Des nouvelles écritures ont émergé de séances de spiritisme, où l’Empereur de Jade et ses adjoints ont expliqué comment intégrer les croyances et pratiques du christianisme, du judaïsme et de l’islam dans une spiritualité globale en Asie de l’Est.
Les caodaïstes identifient trois grandes époques de révélation spirituelle : la première menée par le Bouddha Dipankara*, les premiers philosophes taoïstes et les premiers mandarins de Chine établissant les bases des trois religions, la deuxième caractérisée par les enseignements du Bouddha historique (Sakyamuni), de Lao Tseu, de Confucius et de Jésus-Christ, et la troisième débutant en 1926 lorsque l’Empereur de Jade a communiqué directement avec un nouveau groupe de disciples sous le nom de Cao Đài, en référence à Jéhovah, père de Jésus. La reconnaissance de la « parenté divine » des chefs religieux d’Asie orientale avec les figures chrétiennes et juives permet aux adeptes de percevoir l’origine commune de toutes les traditions spirituelles.

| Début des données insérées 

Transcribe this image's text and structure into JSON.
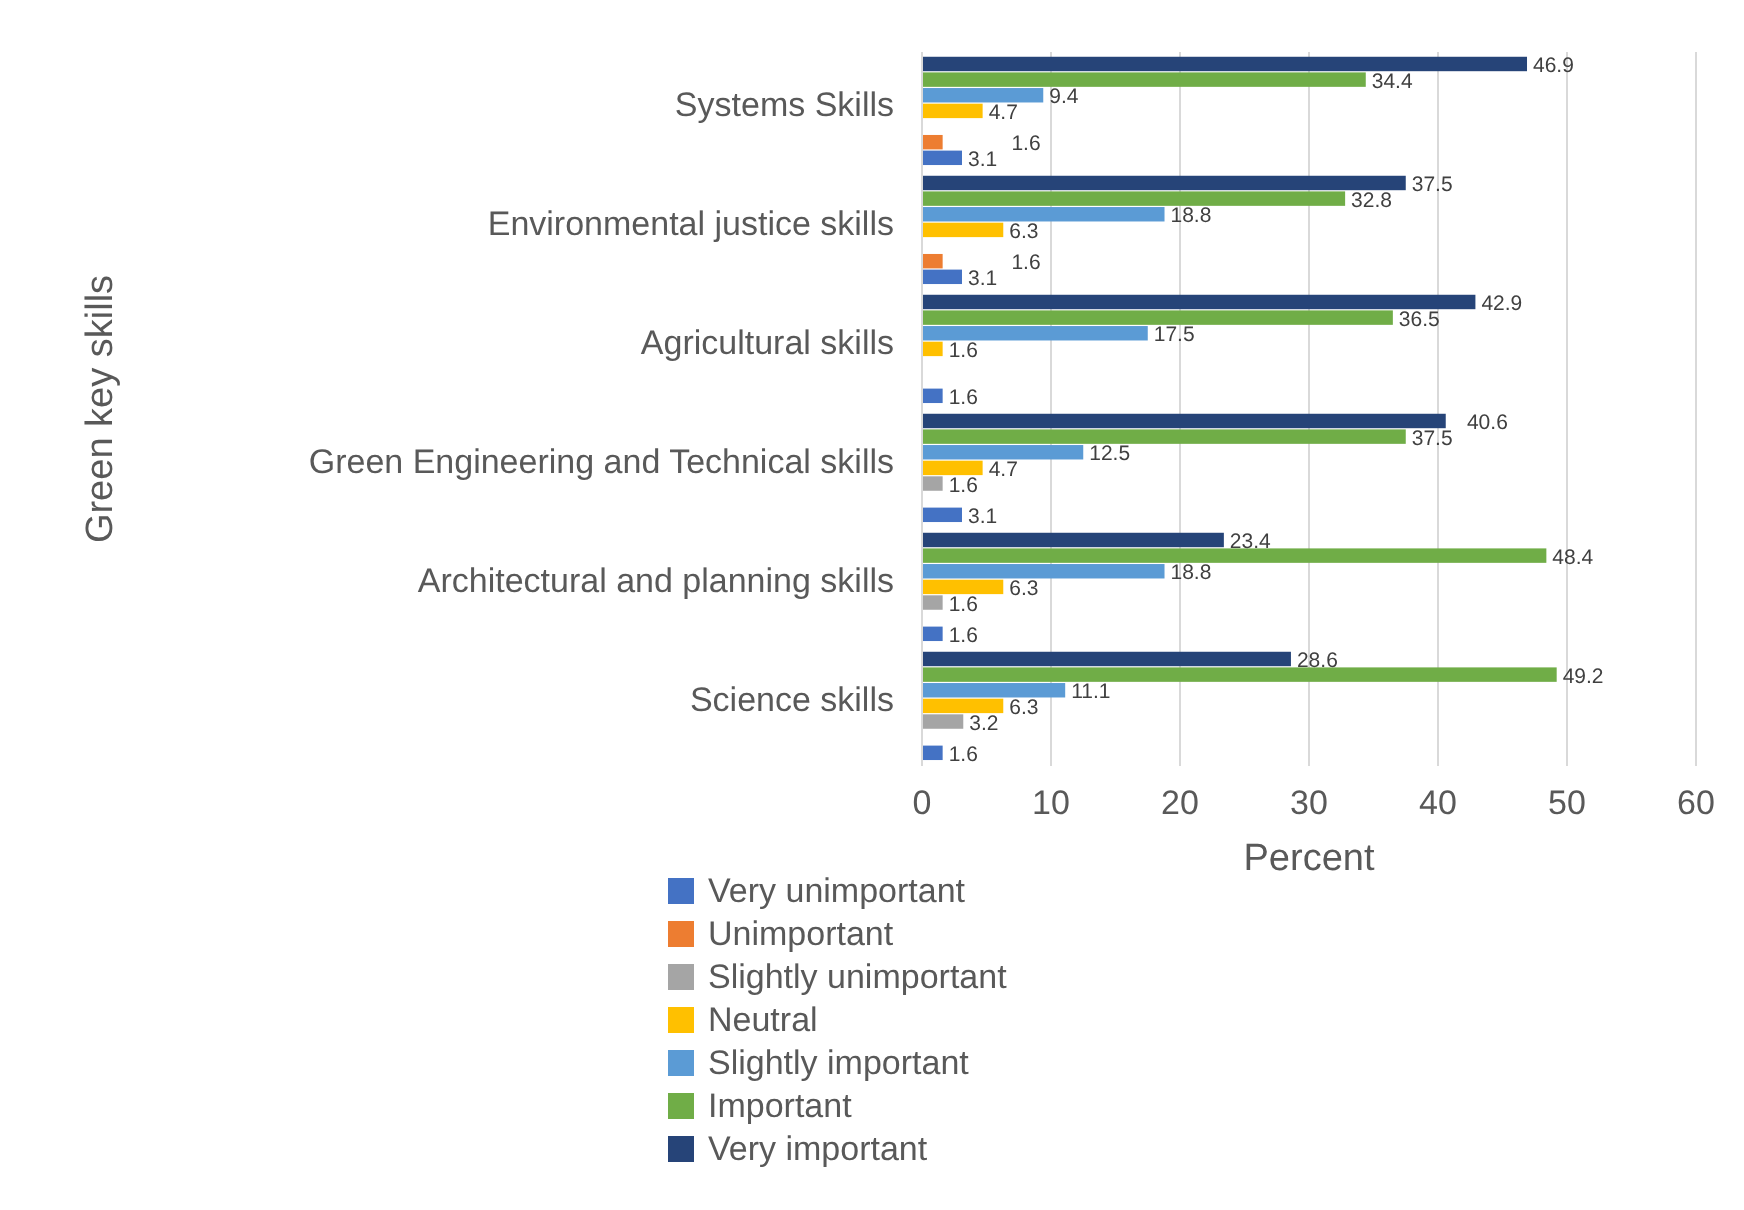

Concernant les rituels et pratiques, le Caodaïsme organise des cérémonies de prière trois fois par jour dans ses temples, avec des rituels spéciaux aux nouvelles et pleines lunes, ainsi que lors de fêtes religieuses. Ces cérémonies incluent des chants, des offrandes d’encens, de fruits et de fleurs, et de la musique composée pour raconter l’histoire de la création en utilisant les forces du Yin et du Yang. Des rapports sur la vie de la congrégation et des projets futurs sont également présentés et offerts symboliquement lors des cérémonies.
* Dipankara, « Faiseur de lumière », est l’un des bouddhas du passé. Il aurait vécut sur Terre il y a cent mille ans. C’est lui qui a prédit au futur Gautama son destin de bouddha.